An old business adage is “The customer is always right”. The implicit message is, of course, that they often aren’t. Sometimes, it’s best to accommodate the client. But sometimes, if you handle the verbal interaction right, you can educate the client, demonstrate your mastery, and help the person get better treatment.
It can be really annoying when the client tells the therapist, “You Can Go Deeper”, or simply “I like it much harder than that.” At first glance, it’s a reasonable request: the client is coming to the therapist for a particular experience, and they deserve to have it.

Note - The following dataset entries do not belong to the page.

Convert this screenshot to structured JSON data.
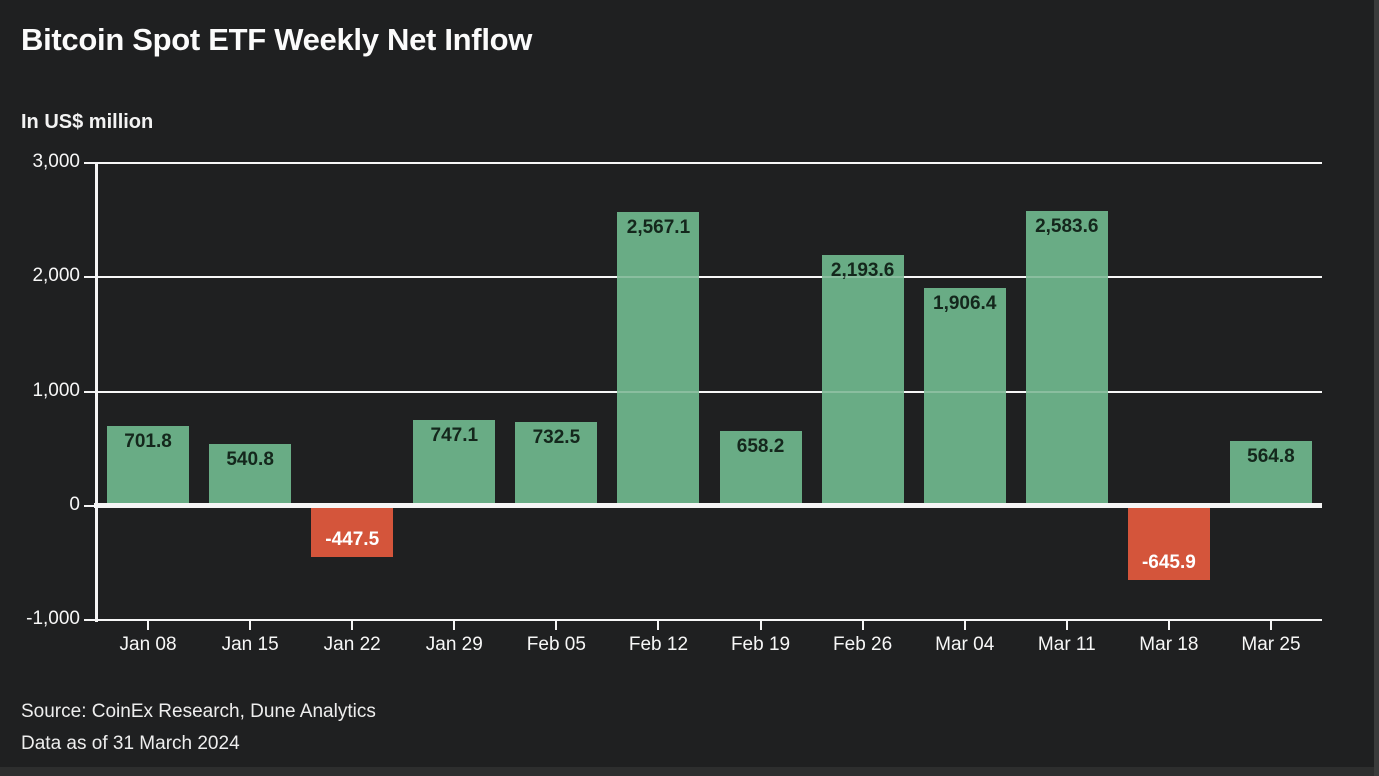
{
  "header": {
    "title": "Bitcoin Spot ETF Weekly Net Inflow",
    "subtitle": "In US$ million"
  },
  "footer": {
    "source": "Source: CoinEx Research, Dune Analytics",
    "data_as_of": "Data as of 31 March 2024"
  },
  "chart_data": {
    "type": "bar",
    "title": "Bitcoin Spot ETF Weekly Net Inflow",
    "unit": "US$ million",
    "categories": [
      "Jan 08",
      "Jan 15",
      "Jan 22",
      "Jan 29",
      "Feb 05",
      "Feb 12",
      "Feb 19",
      "Feb 26",
      "Mar 04",
      "Mar 11",
      "Mar 18",
      "Mar 25"
    ],
    "values": [
      701.8,
      540.8,
      -447.5,
      747.1,
      732.5,
      2567.1,
      658.2,
      2193.6,
      1906.4,
      2583.6,
      -645.9,
      564.8
    ],
    "value_labels": [
      "701.8",
      "540.8",
      "-447.5",
      "747.1",
      "732.5",
      "2,567.1",
      "658.2",
      "2,193.6",
      "1,906.4",
      "2,583.6",
      "-645.9",
      "564.8"
    ],
    "ylim": [
      -1000,
      3000
    ],
    "yticks": [
      3000,
      2000,
      1000,
      0,
      -1000
    ],
    "ytick_labels": [
      "3,000",
      "2,000",
      "1,000",
      "0",
      "-1,000"
    ],
    "grid": "horizontal",
    "legend": "none",
    "colors": {
      "positive": "#69ac85",
      "negative": "#d4553b",
      "grid": "#f5f5f5",
      "background": "#1f2021",
      "text": "#f7f7f7",
      "bar_label_positive": "#14271c",
      "bar_label_negative": "#ffffff"
    }
  }
}
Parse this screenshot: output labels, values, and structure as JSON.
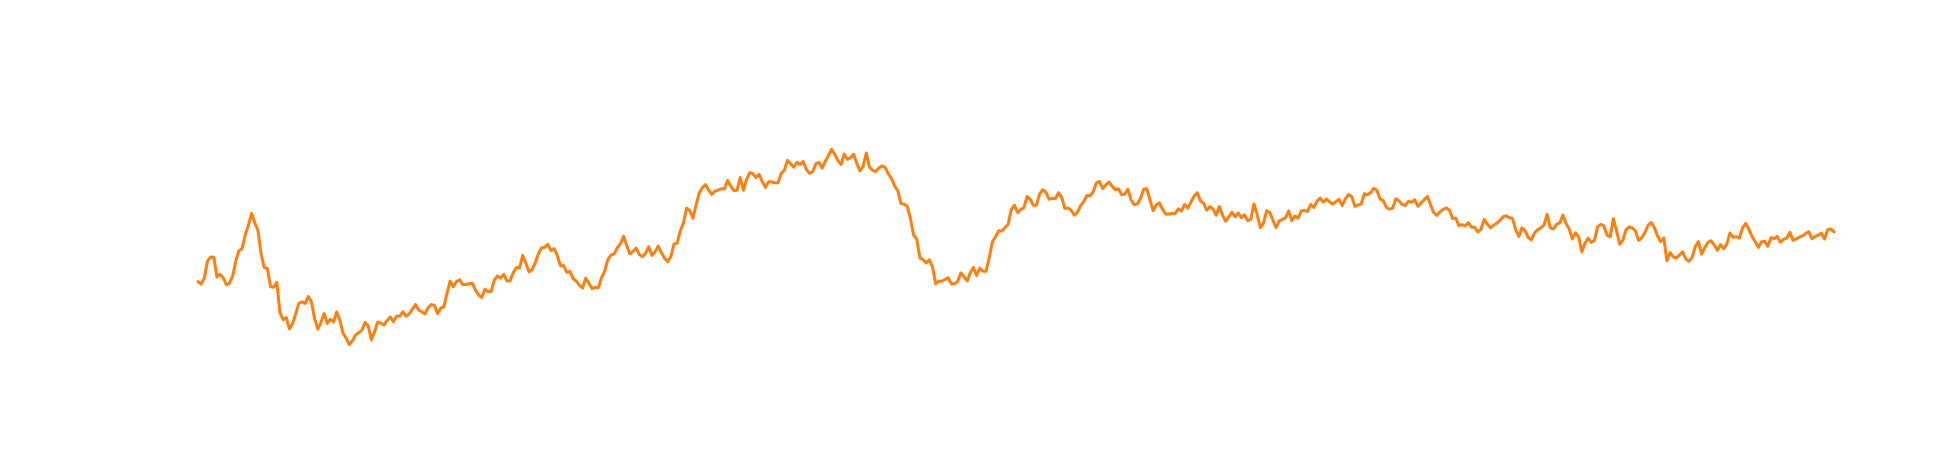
{
  "chart_data": {
    "type": "line",
    "title": "",
    "xlabel": "",
    "ylabel": "",
    "axes_visible": false,
    "grid": false,
    "legend": "none",
    "ylim": [
      0,
      1
    ],
    "xlim": [
      0,
      519
    ],
    "series": [
      {
        "color": "#ff7f0e",
        "knots": [
          [
            0,
            0.26
          ],
          [
            4,
            0.35
          ],
          [
            6,
            0.27
          ],
          [
            10,
            0.29
          ],
          [
            13,
            0.36
          ],
          [
            17,
            0.52
          ],
          [
            21,
            0.36
          ],
          [
            25,
            0.22
          ],
          [
            29,
            0.1
          ],
          [
            33,
            0.2
          ],
          [
            38,
            0.12
          ],
          [
            44,
            0.14
          ],
          [
            50,
            0.04
          ],
          [
            55,
            0.1
          ],
          [
            62,
            0.13
          ],
          [
            69,
            0.18
          ],
          [
            75,
            0.16
          ],
          [
            80,
            0.26
          ],
          [
            86,
            0.25
          ],
          [
            92,
            0.25
          ],
          [
            98,
            0.27
          ],
          [
            104,
            0.32
          ],
          [
            110,
            0.42
          ],
          [
            115,
            0.34
          ],
          [
            120,
            0.27
          ],
          [
            126,
            0.25
          ],
          [
            131,
            0.35
          ],
          [
            135,
            0.42
          ],
          [
            140,
            0.39
          ],
          [
            145,
            0.36
          ],
          [
            150,
            0.37
          ],
          [
            156,
            0.55
          ],
          [
            160,
            0.59
          ],
          [
            166,
            0.62
          ],
          [
            172,
            0.64
          ],
          [
            178,
            0.64
          ],
          [
            184,
            0.67
          ],
          [
            190,
            0.68
          ],
          [
            196,
            0.7
          ],
          [
            202,
            0.74
          ],
          [
            208,
            0.71
          ],
          [
            214,
            0.69
          ],
          [
            218,
            0.67
          ],
          [
            222,
            0.62
          ],
          [
            228,
            0.55
          ],
          [
            234,
            0.58
          ],
          [
            240,
            0.62
          ],
          [
            246,
            0.61
          ],
          [
            252,
            0.58
          ],
          [
            258,
            0.52
          ],
          [
            264,
            0.58
          ],
          [
            270,
            0.6
          ],
          [
            276,
            0.56
          ],
          [
            280,
            0.52
          ],
          [
            285,
            0.62
          ],
          [
            288,
            0.6
          ],
          [
            294,
            0.59
          ],
          [
            300,
            0.57
          ],
          [
            306,
            0.55
          ],
          [
            312,
            0.56
          ],
          [
            318,
            0.57
          ],
          [
            324,
            0.53
          ],
          [
            330,
            0.52
          ],
          [
            336,
            0.5
          ],
          [
            342,
            0.48
          ],
          [
            348,
            0.51
          ],
          [
            354,
            0.55
          ],
          [
            360,
            0.56
          ],
          [
            366,
            0.53
          ],
          [
            372,
            0.57
          ],
          [
            378,
            0.56
          ],
          [
            384,
            0.54
          ],
          [
            390,
            0.56
          ],
          [
            396,
            0.52
          ],
          [
            402,
            0.48
          ],
          [
            408,
            0.48
          ],
          [
            414,
            0.49
          ],
          [
            420,
            0.47
          ],
          [
            426,
            0.45
          ],
          [
            432,
            0.47
          ],
          [
            438,
            0.44
          ],
          [
            444,
            0.45
          ],
          [
            450,
            0.44
          ],
          [
            456,
            0.44
          ],
          [
            462,
            0.45
          ],
          [
            466,
            0.38
          ],
          [
            471,
            0.36
          ],
          [
            476,
            0.38
          ],
          [
            481,
            0.4
          ],
          [
            486,
            0.42
          ],
          [
            492,
            0.46
          ],
          [
            498,
            0.43
          ],
          [
            504,
            0.43
          ],
          [
            510,
            0.44
          ],
          [
            515,
            0.45
          ],
          [
            519,
            0.46
          ]
        ],
        "events": [
          {
            "at": 221,
            "shape": [
              [
                0,
                0.0
              ],
              [
                4,
                -0.07
              ],
              [
                10,
                -0.22
              ],
              [
                14,
                -0.32
              ],
              [
                18,
                -0.36
              ],
              [
                24,
                -0.33
              ],
              [
                28,
                -0.3
              ],
              [
                30,
                -0.22
              ],
              [
                34,
                -0.1
              ],
              [
                38,
                0.0
              ]
            ]
          },
          {
            "at": 362,
            "shape": [
              [
                0,
                0.0
              ],
              [
                4,
                0.06
              ],
              [
                8,
                0.02
              ],
              [
                14,
                0.0
              ]
            ]
          }
        ]
      }
    ]
  }
}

But it can also feel frustrating, controlling, and even demeaning to have the client direct aspects of the treatment that are part of the art, science, and technique of the therapist. In a traditionally female profession where the work is often characterized as pampering rather than healing, this direction, often given by a man, can come across as domineering and patronizing.
Many of the therapists I’ve mentored and taught respond to such direction by giving the client what they are asking for while bristling silently. (My protegee Eileen, who’s very small, told me that some men look her up and down dismissively before a massage and say, “You’re such a little girl… I like a deep massage”. She smiles and says, “Well, I’ll do my best.” In session, she gradually increases the pressure while meekly asking, “is it enough?” until the client is writhing and begging for mercy. Sometimes, paybacks don’t wait until hell.)
When a client seeks to direct you and what they’re asking for doesn’t seem to be in their best interest, it helps to have clear language for explaining your choice of pressure. A simple, confident explanation usually improves the outcome for the client – first, because they may accept your approach and second because they perceive your expertise, which may allow them to surrender and let you do what you do best. But you do need to understand verbally the things you do automatically, and to craft clear language for explaining it.
Developing the range of pressures in your work and developing your vocabulary for talking about how different pressures create different effects in the nervous system, will help you practice better and your clients get better outcomes.
If the client or practitioner is having trouble feeling their own body (and therefore the other’s).
Someone is scared
Either party, client, or therapist may fear that the therapist will exacerbate rather than help the client’s injury.
Maybe the therapist or client has a past trauma that the touch communication is triggering.
Feeling itself can sometimes feel like a flood – just too much to stick with.
Either party may worry that the other person might harm them physically, emotionally, legally, etc.
One or the other party is attached to a specific outcome irrespective of what’s really happening in the moment or ignorant of the abilities of the other person.
In some states, a massage therapist is legally required to ask the client whether the touch is too deep. That’s always disturbed me. Of course, it’s important that the client be comfortable while being treated. But by the same token, it’s important that the client achieve the goal of relaxation, injury easing, coordination, energy flow, circulation etc, etc., and the therapist is the one with the skills and knowledge to figure out how to create the desired effect.